Center for Precision Health, School of Biomedical Informatics, The University of Texas Health Science Center at Houston, 7000 Fannin St., Suite 820, Houston, TX, 77030, USA.
Department of Systems Biology, University of Texas MD Anderson Cancer Center, Houston, TX, 77030, USA.
BMC Genomics. 2017 Oct 3;18(Suppl 6):678. doi: 10.1186/s12864-017-4026-6.
In 2016, it is estimated that there will be 62,700 new cases of kidney cancer in the United States, and 14,240 patients will die from the disease. Because the incidence of kidney renal clear cell carcinoma (KIRC), the most common type of kidney cancer, is expected to continue to increase in the US, there is an urgent need to find effective diagnostic biomarkers for KIRC that could help earlier detection of and customized treatment strategies for the disease. Accordingly, in this study we systematically investigated KIRC's prognostic biomarkers for survival using the reverse phase protein array (RPPA) data and the high throughput sequencing data from The Cancer Genome Atlas (TCGA).

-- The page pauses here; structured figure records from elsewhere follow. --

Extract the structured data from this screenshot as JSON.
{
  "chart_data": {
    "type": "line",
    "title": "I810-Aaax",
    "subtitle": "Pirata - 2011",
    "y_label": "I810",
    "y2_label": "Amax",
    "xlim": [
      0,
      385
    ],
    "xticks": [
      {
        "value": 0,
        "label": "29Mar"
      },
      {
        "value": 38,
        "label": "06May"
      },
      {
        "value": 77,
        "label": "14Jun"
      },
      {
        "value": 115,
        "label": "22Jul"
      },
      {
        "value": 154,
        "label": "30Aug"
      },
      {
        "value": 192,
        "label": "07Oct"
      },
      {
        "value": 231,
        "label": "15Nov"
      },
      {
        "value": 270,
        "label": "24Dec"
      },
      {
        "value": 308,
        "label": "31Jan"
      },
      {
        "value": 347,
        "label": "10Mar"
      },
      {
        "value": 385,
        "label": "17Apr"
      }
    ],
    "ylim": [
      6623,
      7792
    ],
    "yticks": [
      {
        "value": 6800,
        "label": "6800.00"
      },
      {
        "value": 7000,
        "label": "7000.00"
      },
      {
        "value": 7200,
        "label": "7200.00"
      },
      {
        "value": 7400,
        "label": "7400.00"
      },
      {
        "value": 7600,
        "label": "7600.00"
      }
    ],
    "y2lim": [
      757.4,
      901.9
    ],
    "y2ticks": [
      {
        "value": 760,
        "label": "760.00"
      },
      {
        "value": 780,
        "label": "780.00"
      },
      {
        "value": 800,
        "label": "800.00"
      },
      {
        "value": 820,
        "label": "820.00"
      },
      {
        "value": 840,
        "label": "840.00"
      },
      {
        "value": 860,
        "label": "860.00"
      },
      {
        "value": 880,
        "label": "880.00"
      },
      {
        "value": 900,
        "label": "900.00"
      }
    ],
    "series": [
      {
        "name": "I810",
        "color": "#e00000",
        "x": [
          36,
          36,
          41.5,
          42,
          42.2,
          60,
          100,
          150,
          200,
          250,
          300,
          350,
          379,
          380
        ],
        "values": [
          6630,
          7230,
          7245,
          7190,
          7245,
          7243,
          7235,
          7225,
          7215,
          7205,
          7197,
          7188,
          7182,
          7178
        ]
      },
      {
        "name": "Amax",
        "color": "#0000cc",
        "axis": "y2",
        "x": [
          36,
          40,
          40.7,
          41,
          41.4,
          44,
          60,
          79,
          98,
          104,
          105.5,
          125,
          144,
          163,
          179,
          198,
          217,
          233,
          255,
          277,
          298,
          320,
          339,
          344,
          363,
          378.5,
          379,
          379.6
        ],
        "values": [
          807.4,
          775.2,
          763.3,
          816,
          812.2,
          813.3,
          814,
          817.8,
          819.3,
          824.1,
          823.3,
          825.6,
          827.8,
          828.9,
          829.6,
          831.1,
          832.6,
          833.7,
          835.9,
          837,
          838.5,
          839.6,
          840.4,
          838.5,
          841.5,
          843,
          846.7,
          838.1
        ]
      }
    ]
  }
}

With comprehensive data available in TCGA, we systematically screened protein expression based survival biomarkers in 10 major cancer types, among which KIRC presented many protein prognostic biomarkers of survival time. This is in agreement with a previous report that expression level changes (mRNAs, microRNA and protein) may have a better performance for prognosis of KIRC. In this study, we also identified 52 prognostic genes for KIRC, many of which are involved in cell-cycle and cancer signaling, as well as 15 tumor-stage-specific prognostic biomarkers. Notably, we found fewer prognostic biomarkers for early-stage than for late-stage KIRC. Four biomarkers (the RPPA protein IDs: FASN, ACC1, Cyclin_B1 and Rad51) were found to be prognostic for survival based on both protein and mRNA expression data.
Through pan-cancer screening, we found that many protein biomarkers were prognostic for patients' survival in KIRC. Stage-specific survival biomarkers in KIRC were also identified. Our study indicated that these protein biomarkers might have potential clinical value in terms of predicting survival in KIRC patients and developing individualized treatment strategies. Importantly, we found many biomarkers in KIRC at both the mRNA expression level and the protein expression level. These biomarkers shared a significant overlap, indicating that they were technically replicable.
据估计,2016 年美国将有 62700 例肾癌新发病例,14240 例患者将死于该病。由于美国肾透明细胞癌(KIRC)发病率预计将继续上升,因此迫切需要寻找有效的 KIRC 诊断生物标志物,以帮助更早地发现该疾病,并制定针对该疾病的个体化治疗策略。因此,在本研究中,我们使用反向蛋白质阵列(RPPA)数据和癌症基因组图谱(TCGA)的高通量测序数据系统地研究了 KIRC 生存预后的生物标志物。
综合 TCGA 中的全面数据,我们系统地筛选了 10 种主要癌症类型中基于蛋白表达的生存预后生物标志物,其中 KIRC 呈现出许多与生存时间相关的蛋白预后生物标志物。这与之前的一份报告一致,即表达水平变化(mRNA、miRNA 和蛋白质)可能更适合预测 KIRC 的预后。在本研究中,我们还确定了 52 个与 KIRC 预后相关的基因,其中许多基因参与细胞周期和癌症信号转导,以及 15 个肿瘤分期特异性预后生物标志物。值得注意的是,我们发现早期 KIRC 的预后生物标志物比晚期 KIRC 的少。根据蛋白和 mRNA 表达数据,我们发现 4 个生物标志物(RPPA 蛋白 ID:FASN、ACC1、Cyclin_B1 和 Rad51)对生存具有预后价值。
通过泛癌筛选,我们发现 KIRC 中许多蛋白生物标志物与患者的生存预后相关。还确定了 KIRC 中的分期特异性生存生物标志物。我们的研究表明,这些蛋白生物标志物在预测 KIRC 患者的生存和制定个体化治疗策略方面可能具有潜在的临床价值。重要的是,我们在 KIRC 的 mRNA 表达水平和蛋白表达水平上都发现了许多生物标志物。这些生物标志物具有显著的重叠,表明它们在技术上是可复制的。